Get chatty in this weekend's comments thread!


Sit back, relax and chat about stuff because it's the weekend!

I 💖weekends. I know I'm not alone here. Even if you work Saturday and Sunday or both, you gotta love it when the boss isn't around to keep you from pressing buttons and doing things and everything is just a bit relaxed.

And if your weekend is on different days because you're busting your butt today and tomorrow (shout out to servers and bartenders and retail workers and everyone else who makes life great), we hope you get to come home and relax at least a little bit on the days that start with S and think about the rest of us when you're off through the week.

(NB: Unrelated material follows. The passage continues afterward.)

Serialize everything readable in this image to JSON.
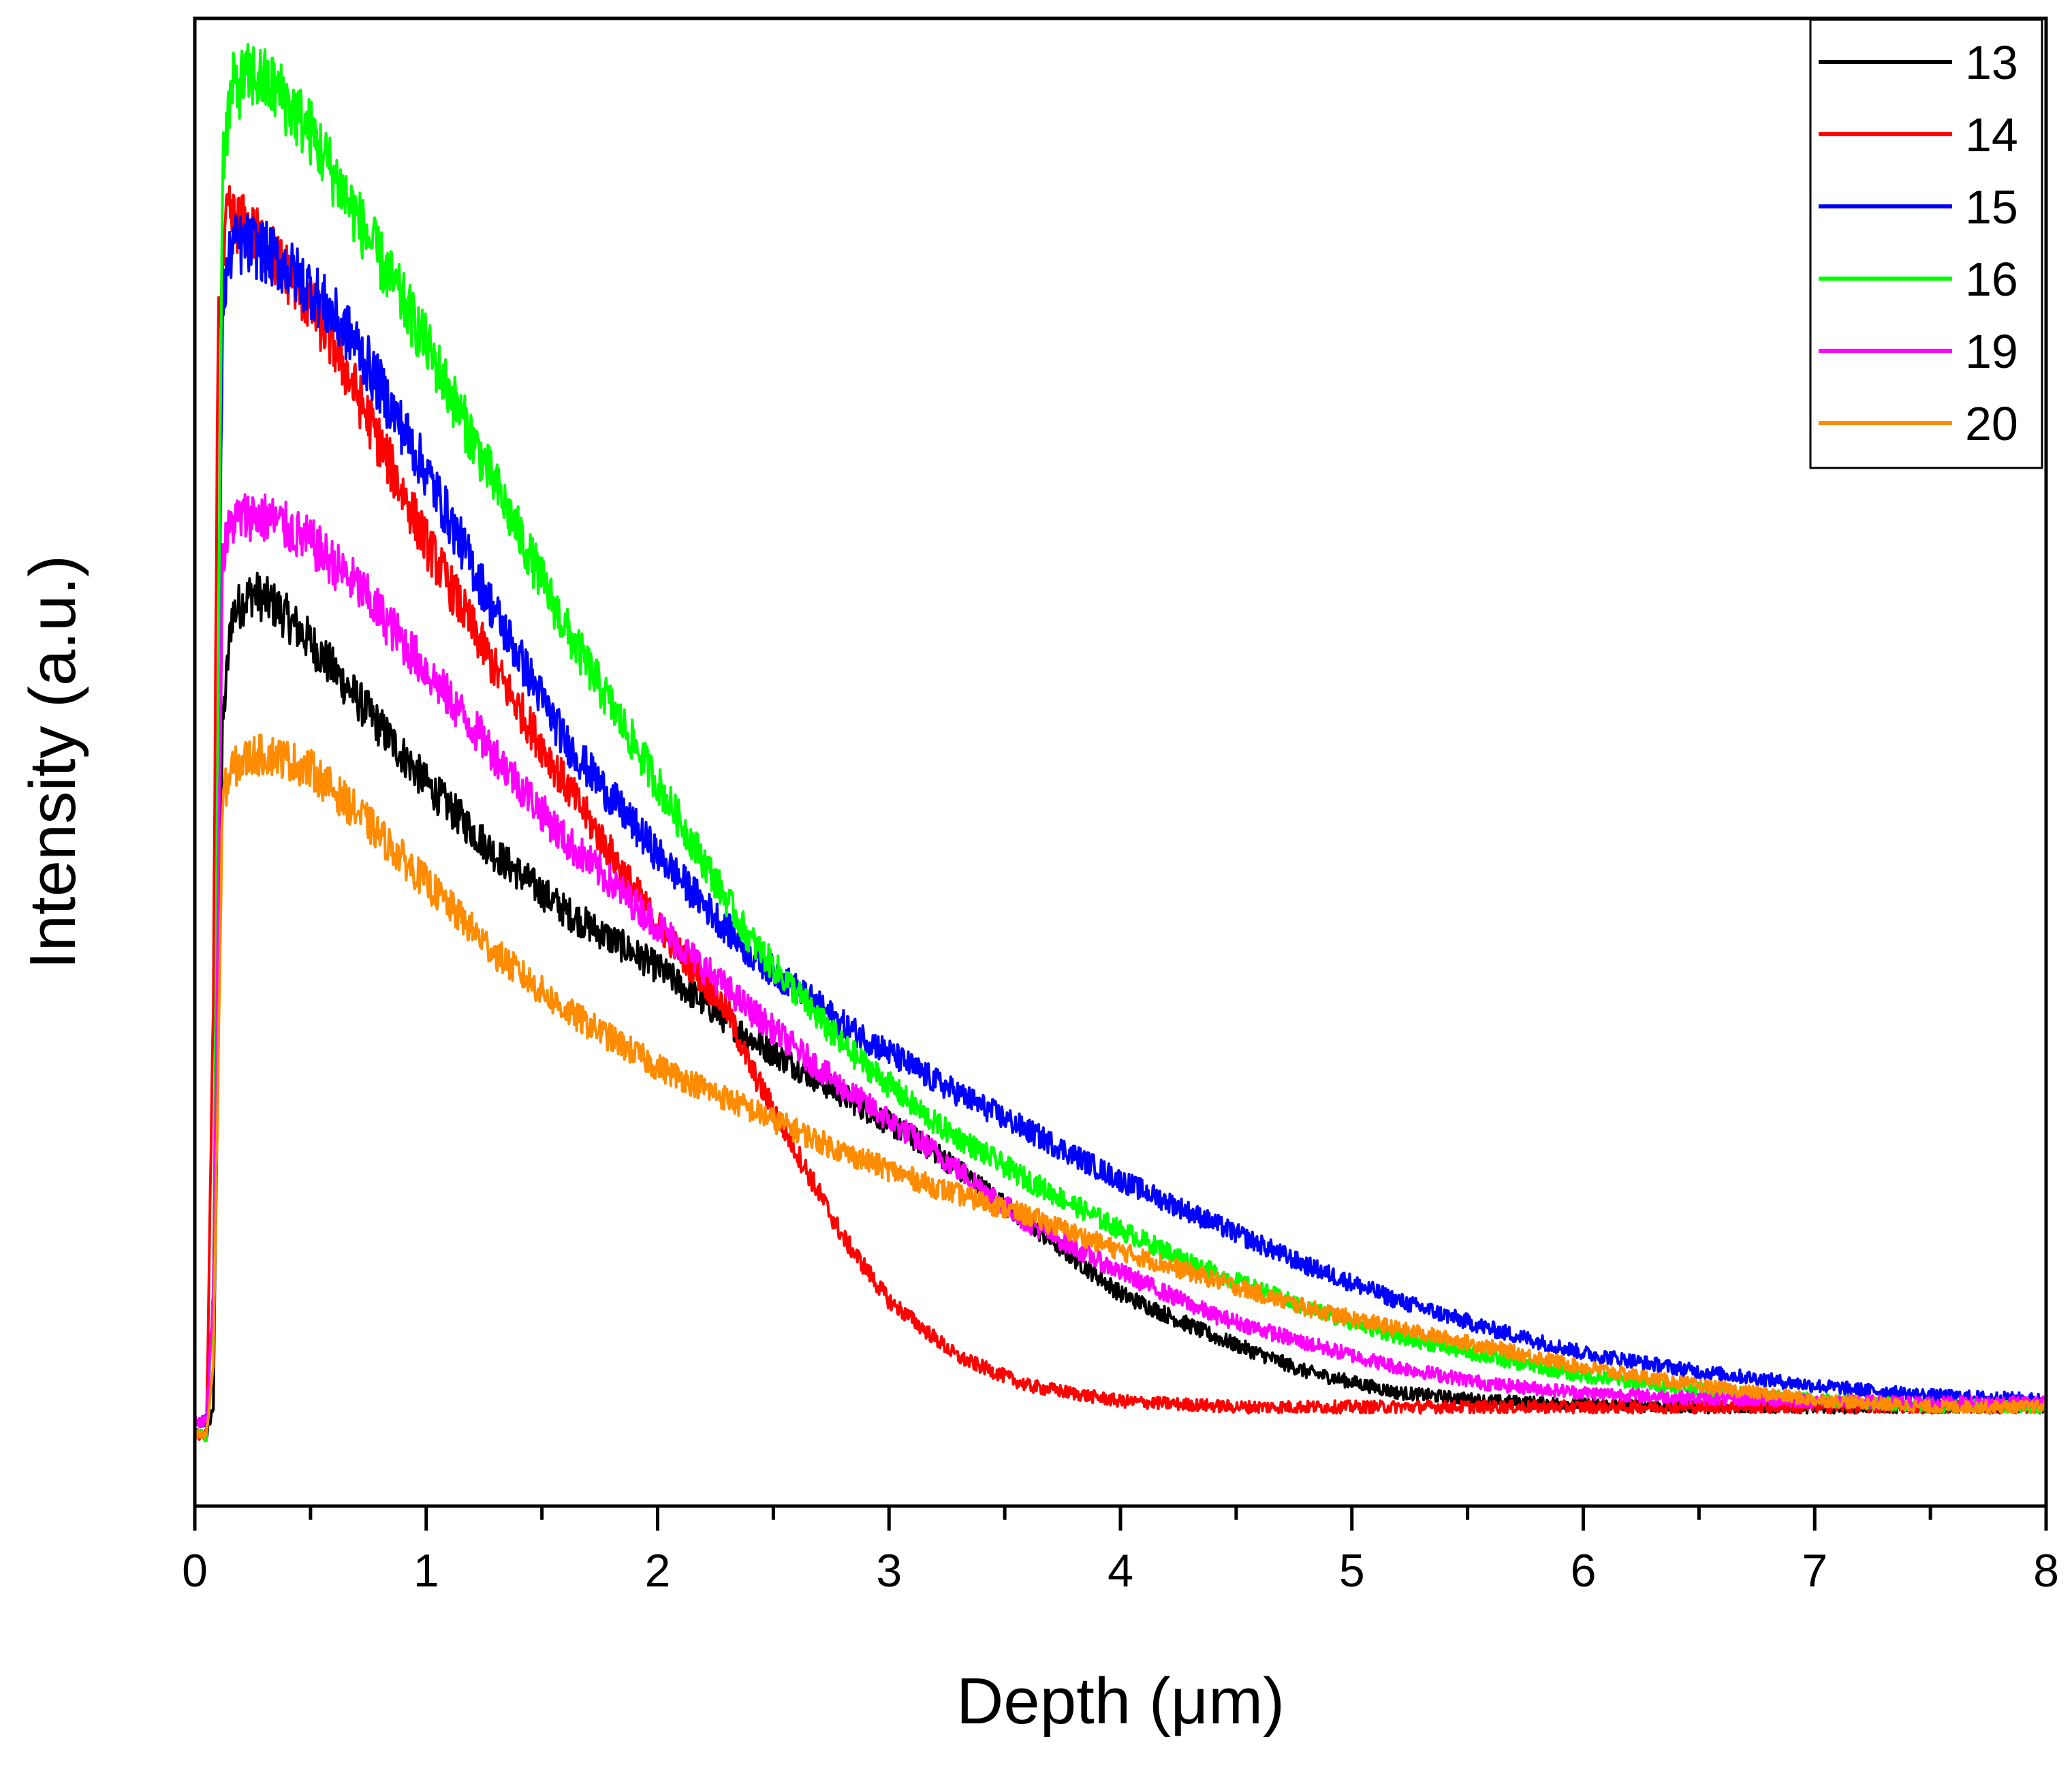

So who is doing something cool this weekend? I'm going to balance working and writing with time trying to find out what's needed to build my own Pi Hat board, because I want Google Assistant in a cardboard box (or a plastic Oscar the Grouch trash can!) and Google is being Google again and making the actual kits impossible to find unless you're Richard Devine. (loveu hatchu Richard). But it's cool, my Pi Hat might just have huge blinking lights and sirens and make noises that only the dogs can hear. Or something. (Take that, Richard!). Yeah, this is pretty much what a giant nerd does on the weekend. And it's freaking awesome.

Scroll down to the comments and let loose with whatever cool thing you have planned or anything else you want to talk about. You can even drop a pic somewhere like Imgur and drop the text link in a comment so we all can see it. Let's do this thing!